ADEN -- A top Houthi security official is now facing United Nations (UN) sanctions for playing a prominent role in a policy of intimidation and the use of torture, sexual violence and rape of politically active women.
The UN Security Council on February 25 voted to add Sultan Zabin, director of the Criminal Investigation Department (CID) in Sanaa and a leader of the Iran-backed Houthis (Ansarallah), to the UN list of sanctioned individuals.
It imposed a travel ban and an arms embargo on Zabin for engaging "in acts that threaten the peace, security and stability of Yemen, including violation of applicable international humanitarian law and human rights abuses in Yemen".
According to the Security Council resolution, Zabin played a prominent role, either directly or through his authority, in intimidation, systematic arrests, forced labour, torture and sexual violence against politically active women.
He bears direct responsibility for a number of cases involving harm to women, at least one of whom is a minor, the resolution said, noting that he himself inflicted torture in some cases.
Zabin was one of five Houthi "security officials" who were placed on the US blacklist on December 10 for committing "serious human rights abuse" and engaging in "the prevailing practice of arbitrary detention and torture".
Among those targeted were students, women, human rights activists, journalists, humanitarian workers, perceived political opponents and members of the Bahai community, the US Treasury said.
Psychological and physical torture
Zabin's addition to the UN sanctions list is a "gain in itself", said Wesam Basendawa, director of the March 8 Bloc for Yemeni Women.
Basendawa called on the international community to take practical steps to implement the sanctions, and noted that beyond Zabin, there is an entire network of people involved in perpetuating these abuses against women.
The Security Council resolution was a result of the efforts made by civil society organisations, which assisted the sanctions committee in reviewing survivor testimonies, she said.
Zabin's network largely comprises members of the Sanaa CID, who allowed for, or engaged in, abuses against women.
These abuses ranged from "house raids and searches without judicial warrants to detention of women, murder, torture, sexual violence and [genital] mutilation", Basendawa said.
"Women were subjected to various types of psychological and physical torture, beatings with sticks and electric cables, humiliation and degradation," she said.
"Malicious accusations were fabricated against them to pressure their families to try and silence them," she added.
'Isolated from the world'
The March 8 Bloc for Yemeni Women, Women for Peace in Yemen and the Yemen Organisation for Combating Human Trafficking, issued a joint report on February 19, in which they shared details of the Houthis' abuse of women.
The report, titled "Isolated from the world: Houthi prisons graves of women", documents cases of Houthi abuse against women between December 2017 and December 2020.
During this period, 1,181 females were detained and there were 274 cases of forced disappearance involving women and girls.
There were 292 cases of violence against female activists, human rights defenders and education workers, and 246 cases involving workers in the relief and humanitarian field.
The report also documented 71 instances of rape and four suicides.
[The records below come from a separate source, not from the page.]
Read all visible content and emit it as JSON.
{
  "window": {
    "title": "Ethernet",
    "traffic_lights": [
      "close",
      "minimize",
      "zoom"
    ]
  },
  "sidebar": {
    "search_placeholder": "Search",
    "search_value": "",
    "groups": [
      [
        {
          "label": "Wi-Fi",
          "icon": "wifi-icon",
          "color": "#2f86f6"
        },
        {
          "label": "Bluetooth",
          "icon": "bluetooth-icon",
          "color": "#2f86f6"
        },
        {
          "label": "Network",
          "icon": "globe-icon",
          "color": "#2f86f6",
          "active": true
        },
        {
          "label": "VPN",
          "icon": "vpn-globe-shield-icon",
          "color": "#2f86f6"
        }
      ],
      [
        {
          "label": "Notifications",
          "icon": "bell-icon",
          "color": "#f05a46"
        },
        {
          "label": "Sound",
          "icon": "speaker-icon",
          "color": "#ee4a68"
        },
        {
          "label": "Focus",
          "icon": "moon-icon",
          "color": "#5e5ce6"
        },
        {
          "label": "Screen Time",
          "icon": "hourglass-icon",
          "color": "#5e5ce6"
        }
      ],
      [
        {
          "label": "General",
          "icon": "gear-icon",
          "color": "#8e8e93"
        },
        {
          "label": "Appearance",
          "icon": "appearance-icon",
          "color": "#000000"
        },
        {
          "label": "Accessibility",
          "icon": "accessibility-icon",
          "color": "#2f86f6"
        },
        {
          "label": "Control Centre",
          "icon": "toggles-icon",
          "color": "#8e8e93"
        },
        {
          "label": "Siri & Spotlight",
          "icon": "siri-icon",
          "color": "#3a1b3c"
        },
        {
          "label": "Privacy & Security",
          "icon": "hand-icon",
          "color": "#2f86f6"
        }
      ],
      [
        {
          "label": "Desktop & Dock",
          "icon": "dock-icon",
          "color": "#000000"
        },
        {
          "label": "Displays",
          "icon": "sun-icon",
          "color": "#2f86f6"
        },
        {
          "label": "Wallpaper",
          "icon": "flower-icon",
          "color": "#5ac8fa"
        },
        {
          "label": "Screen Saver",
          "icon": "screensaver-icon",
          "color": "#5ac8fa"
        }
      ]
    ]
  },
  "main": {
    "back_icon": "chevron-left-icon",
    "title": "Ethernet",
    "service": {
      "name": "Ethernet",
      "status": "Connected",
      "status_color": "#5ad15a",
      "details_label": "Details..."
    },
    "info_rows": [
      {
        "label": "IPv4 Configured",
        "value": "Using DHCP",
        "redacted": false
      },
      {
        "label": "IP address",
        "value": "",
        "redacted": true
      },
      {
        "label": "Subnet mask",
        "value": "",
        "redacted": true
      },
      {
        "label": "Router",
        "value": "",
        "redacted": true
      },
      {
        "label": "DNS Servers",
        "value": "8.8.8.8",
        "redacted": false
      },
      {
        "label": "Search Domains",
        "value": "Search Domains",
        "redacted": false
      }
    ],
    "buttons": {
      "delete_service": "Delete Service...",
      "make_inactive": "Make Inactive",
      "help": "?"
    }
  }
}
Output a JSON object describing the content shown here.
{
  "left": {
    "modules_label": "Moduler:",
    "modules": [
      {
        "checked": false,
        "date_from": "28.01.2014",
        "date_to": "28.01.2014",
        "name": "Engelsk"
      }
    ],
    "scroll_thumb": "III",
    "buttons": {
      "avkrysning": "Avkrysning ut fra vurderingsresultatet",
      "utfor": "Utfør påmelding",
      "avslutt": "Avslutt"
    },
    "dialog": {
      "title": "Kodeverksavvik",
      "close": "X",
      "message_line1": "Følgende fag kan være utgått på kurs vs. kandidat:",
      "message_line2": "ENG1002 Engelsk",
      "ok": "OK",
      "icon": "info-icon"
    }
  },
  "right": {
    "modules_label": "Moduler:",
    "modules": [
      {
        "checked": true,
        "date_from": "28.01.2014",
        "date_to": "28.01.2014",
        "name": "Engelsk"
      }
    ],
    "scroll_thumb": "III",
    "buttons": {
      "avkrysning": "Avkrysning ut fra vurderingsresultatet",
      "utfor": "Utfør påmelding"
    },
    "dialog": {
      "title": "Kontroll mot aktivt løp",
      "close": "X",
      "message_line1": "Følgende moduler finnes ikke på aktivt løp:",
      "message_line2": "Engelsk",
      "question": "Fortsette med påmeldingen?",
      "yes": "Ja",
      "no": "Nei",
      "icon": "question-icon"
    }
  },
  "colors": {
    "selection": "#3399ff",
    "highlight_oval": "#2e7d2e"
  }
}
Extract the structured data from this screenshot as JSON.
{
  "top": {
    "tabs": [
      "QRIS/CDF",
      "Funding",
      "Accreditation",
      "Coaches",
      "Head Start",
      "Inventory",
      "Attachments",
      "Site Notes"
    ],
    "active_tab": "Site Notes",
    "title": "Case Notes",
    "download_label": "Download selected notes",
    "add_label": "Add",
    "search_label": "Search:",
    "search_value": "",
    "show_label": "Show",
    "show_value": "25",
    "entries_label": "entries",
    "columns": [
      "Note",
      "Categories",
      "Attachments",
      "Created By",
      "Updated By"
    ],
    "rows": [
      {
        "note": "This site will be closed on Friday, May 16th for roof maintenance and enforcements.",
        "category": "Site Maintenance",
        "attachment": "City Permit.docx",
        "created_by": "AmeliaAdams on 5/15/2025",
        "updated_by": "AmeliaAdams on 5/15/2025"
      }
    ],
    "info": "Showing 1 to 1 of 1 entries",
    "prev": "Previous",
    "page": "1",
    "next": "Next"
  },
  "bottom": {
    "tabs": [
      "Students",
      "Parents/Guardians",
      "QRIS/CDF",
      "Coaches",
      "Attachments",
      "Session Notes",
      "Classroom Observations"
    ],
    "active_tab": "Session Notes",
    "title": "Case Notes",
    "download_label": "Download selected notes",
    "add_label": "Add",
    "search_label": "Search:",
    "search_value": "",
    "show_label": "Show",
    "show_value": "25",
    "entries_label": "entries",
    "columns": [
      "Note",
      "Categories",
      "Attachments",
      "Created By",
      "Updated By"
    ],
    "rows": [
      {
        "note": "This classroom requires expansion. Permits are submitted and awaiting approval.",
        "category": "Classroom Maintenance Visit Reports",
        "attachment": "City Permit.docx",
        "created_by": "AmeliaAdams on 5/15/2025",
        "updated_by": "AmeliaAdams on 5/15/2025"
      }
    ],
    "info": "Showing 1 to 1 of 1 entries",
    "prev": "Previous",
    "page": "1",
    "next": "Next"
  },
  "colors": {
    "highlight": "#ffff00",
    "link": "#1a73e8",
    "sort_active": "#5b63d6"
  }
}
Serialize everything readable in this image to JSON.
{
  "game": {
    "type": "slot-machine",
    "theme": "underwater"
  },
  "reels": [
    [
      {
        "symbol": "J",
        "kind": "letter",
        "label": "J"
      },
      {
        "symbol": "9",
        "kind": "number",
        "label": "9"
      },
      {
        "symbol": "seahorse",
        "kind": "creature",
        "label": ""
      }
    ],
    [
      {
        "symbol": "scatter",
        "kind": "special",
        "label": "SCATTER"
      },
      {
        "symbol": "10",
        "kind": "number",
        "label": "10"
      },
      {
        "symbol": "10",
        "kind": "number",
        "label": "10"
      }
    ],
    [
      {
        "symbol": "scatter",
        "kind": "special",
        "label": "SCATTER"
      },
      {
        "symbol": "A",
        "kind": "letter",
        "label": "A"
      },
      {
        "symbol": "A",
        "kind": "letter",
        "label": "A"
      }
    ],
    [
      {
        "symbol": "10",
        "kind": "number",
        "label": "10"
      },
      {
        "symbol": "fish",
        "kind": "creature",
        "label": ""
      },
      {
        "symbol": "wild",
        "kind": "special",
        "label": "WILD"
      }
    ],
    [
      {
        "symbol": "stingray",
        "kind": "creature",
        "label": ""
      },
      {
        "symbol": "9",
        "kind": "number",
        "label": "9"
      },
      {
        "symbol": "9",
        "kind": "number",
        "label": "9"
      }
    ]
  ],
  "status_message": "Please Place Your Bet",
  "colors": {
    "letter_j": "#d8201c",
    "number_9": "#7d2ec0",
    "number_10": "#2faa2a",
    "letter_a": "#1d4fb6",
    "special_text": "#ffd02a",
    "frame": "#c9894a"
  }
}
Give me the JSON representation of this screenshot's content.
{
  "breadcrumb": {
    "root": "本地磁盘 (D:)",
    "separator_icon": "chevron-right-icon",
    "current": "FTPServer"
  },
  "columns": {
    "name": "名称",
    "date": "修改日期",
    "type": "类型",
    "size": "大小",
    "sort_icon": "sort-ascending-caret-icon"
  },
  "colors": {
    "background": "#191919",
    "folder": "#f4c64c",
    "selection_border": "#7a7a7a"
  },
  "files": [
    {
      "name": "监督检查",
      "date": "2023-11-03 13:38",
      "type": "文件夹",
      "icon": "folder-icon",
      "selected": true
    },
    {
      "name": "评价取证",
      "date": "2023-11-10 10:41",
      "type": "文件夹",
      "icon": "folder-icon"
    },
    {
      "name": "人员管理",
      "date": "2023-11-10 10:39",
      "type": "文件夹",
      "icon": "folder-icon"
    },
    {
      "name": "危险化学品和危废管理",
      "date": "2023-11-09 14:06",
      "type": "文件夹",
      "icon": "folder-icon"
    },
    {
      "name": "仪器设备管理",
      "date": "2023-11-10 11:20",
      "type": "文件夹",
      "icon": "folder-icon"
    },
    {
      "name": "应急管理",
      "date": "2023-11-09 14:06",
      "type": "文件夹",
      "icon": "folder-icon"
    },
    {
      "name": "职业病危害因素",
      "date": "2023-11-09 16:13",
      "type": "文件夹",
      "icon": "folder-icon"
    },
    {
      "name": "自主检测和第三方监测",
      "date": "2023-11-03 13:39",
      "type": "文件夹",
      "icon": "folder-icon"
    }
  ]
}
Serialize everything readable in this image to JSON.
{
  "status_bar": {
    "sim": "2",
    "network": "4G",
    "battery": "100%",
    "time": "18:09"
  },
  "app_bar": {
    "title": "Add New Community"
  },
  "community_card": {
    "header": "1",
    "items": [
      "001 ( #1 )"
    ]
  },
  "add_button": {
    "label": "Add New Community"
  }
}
There are now more than 293 female detainees under the age of 18, it said, documenting dozens of cases of children detained along with their mothers.
Sanctions 'a natural consequence'
Ishraq al-Maqtari, an attorney and spokeswoman for the National Committee for the Investigation of Human Rights Violations, said the Security Council resolution attributed a number of abuses to Zabin.
This was based on numerous victim testimonies, she said, as well as reported cases of establishing illegal detention centres and the wrongful seizure of people's possessions.
Attorney Abdul Rahman Berman said the imposition of sanctions on Zabin was a "natural consequence of the crimes he committed".
Berman applauded the courage of the former prisoners who testified before the sanctions committee, and the efforts of local organisations and media outlets who raised this issue and brought it to local and international attention.
The period documented by the report began with the detention of women who went to demand the body of former Yemeni President Ali Abdullah Saleh after the Houthis killed him in December 2017.
As the women's protests expanded, Zabin resorted to using "secret detention facilities for women", he said, including female teachers who took to the street to demand their salaries, civil society activists and aid workers.